Obviously my understanding of these terms and the thoughts I associate with them are influenced directly by my own experiences, and everyone will get something different when they read that same quote about MediaForge. The question I would put forth is whether anyone with no prior knowledge of MediaForge’s services can understand what MediaForge does based on that quote.
Now for the second example. Shaun Inman is one of the best web design and usability gurus out there. He has built a software tool called Mint that looks really cool, but I’m not sure what it does based on the principal marketing message on Mint’s homepage. Here’s what it says:
The web is listening to what you have to say. Admiring your design. Talking about your product. Mint helps you identify where the most interest is being generated and over what.
Mint provides a fresh look at your site. It is concise, flexible and timely. And to sweeten the deal, this delicious little bundle of PHP, MySQL, and JavaScript joy is referrer-spam-proof.
Let’s start at the end and work backwards. I immediately understand that whatever Mint is, it only works on PHP with MySQL. Fair enough, nothing confusing there. It’s concise, flexible, and timely. I’m assuming that means it’s easy to understand how it works, it works well, and you get information from it in real time or near to it. But in order to understand what this means I need more information, which must be provided in the only other paragraph, the first one.
However, the first paragraph is quite ambiguous. Evidently people on the Internet are talking about me, my company, and my products and/or services, and Mint will tell me where the most interest is being generated. That sounds pretty neat. Is this some sort of application that scours the web and gathers information about what others think about my company and its services? Is it a survey tool? Business intelligence Web 2.0? It’s not obvious to me what Mint is until I check out a live Mint demo in action.

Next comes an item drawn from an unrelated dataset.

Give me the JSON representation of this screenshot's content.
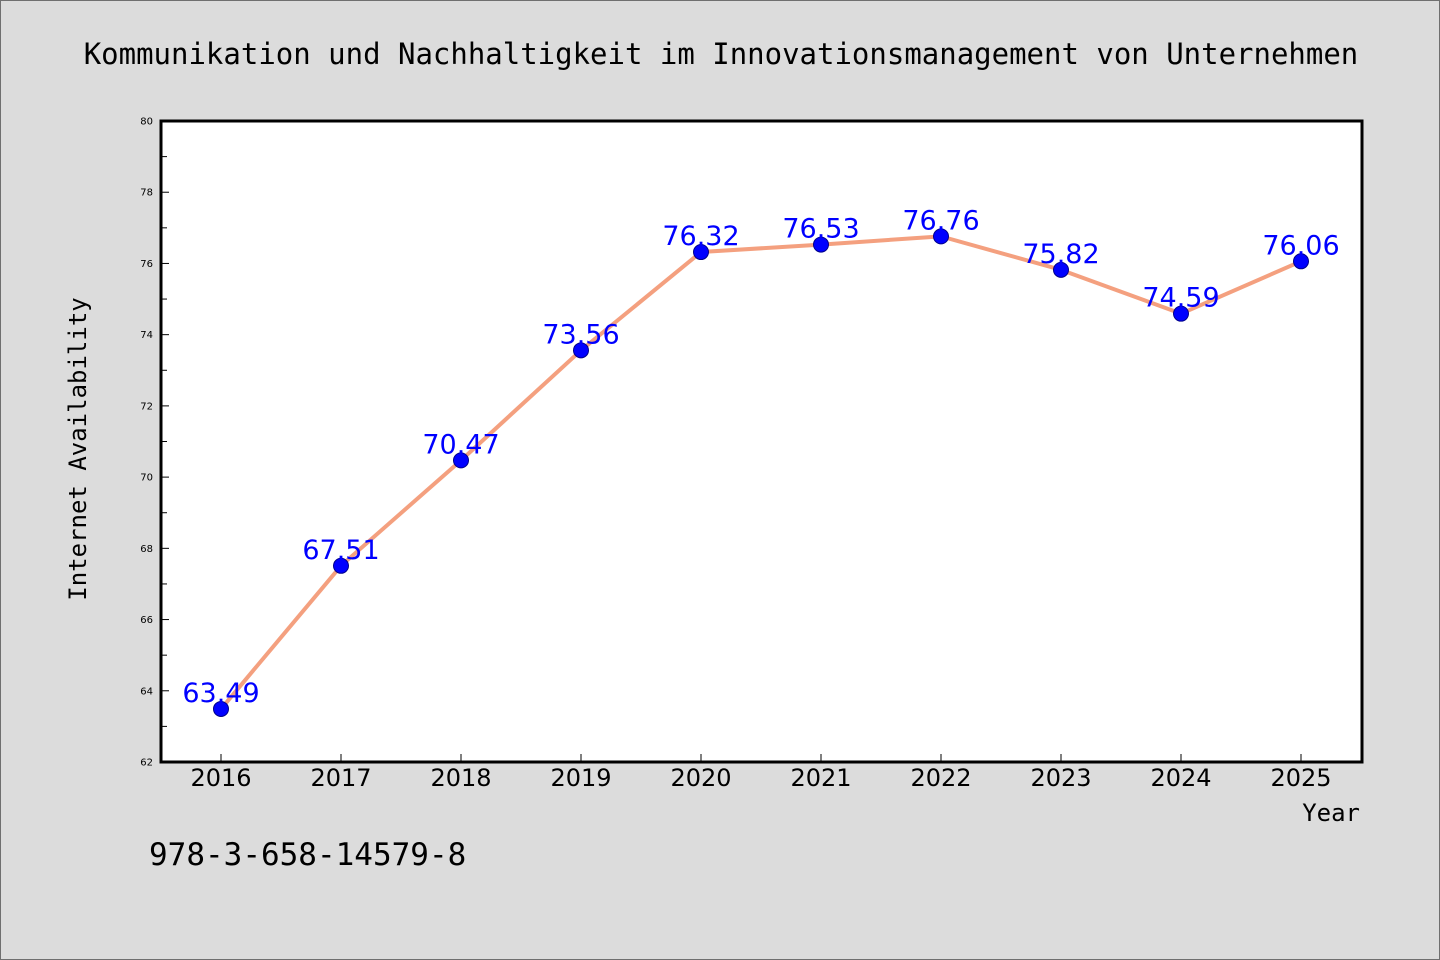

Mint is a site analytics or web stats application. It’s a scaled down, simple version of Google Analytics, Urchin, or Omniture’s Site Catalyst. It tells you how many hits and visitors your site is getting, what websites they’re coming from, and what search terms they’re using to find you if they come through search engines. Mint’s beauty is that it is so simple. As Clayton Christensen would say, it’s “good enough” whereas Site Catalyst and even the free Google Analytics often provide more information than one can use. But Mint’s website doesn’t tell me this straight off, I have to do my research to figure out what it is.
Again, this isn’t anything personal, I’ve only singled out these two examples because I happened to be exposed to them back to back on the same day. I’m sure I could find 100 other examples from equally professional and admirable people in a few minutes. That’s the point. If people as superior to the rest of us as Alan and Shaun have trouble explaining things clearly, then chances are the majority of people do. If you can learn how to express yourself well you can gain an advantage over your competitors. Perhaps a significant advantage.
But perhaps I don’t speak for everyone. Maybe I miss things that most people get. I could very well be an idiot (the idea has been proposed on occasion). But I say if you want to sell something to me, just tell me what it is. Clearly. Concisely. I’m more likely to buy it and recommend it to my friends if I understand what it is.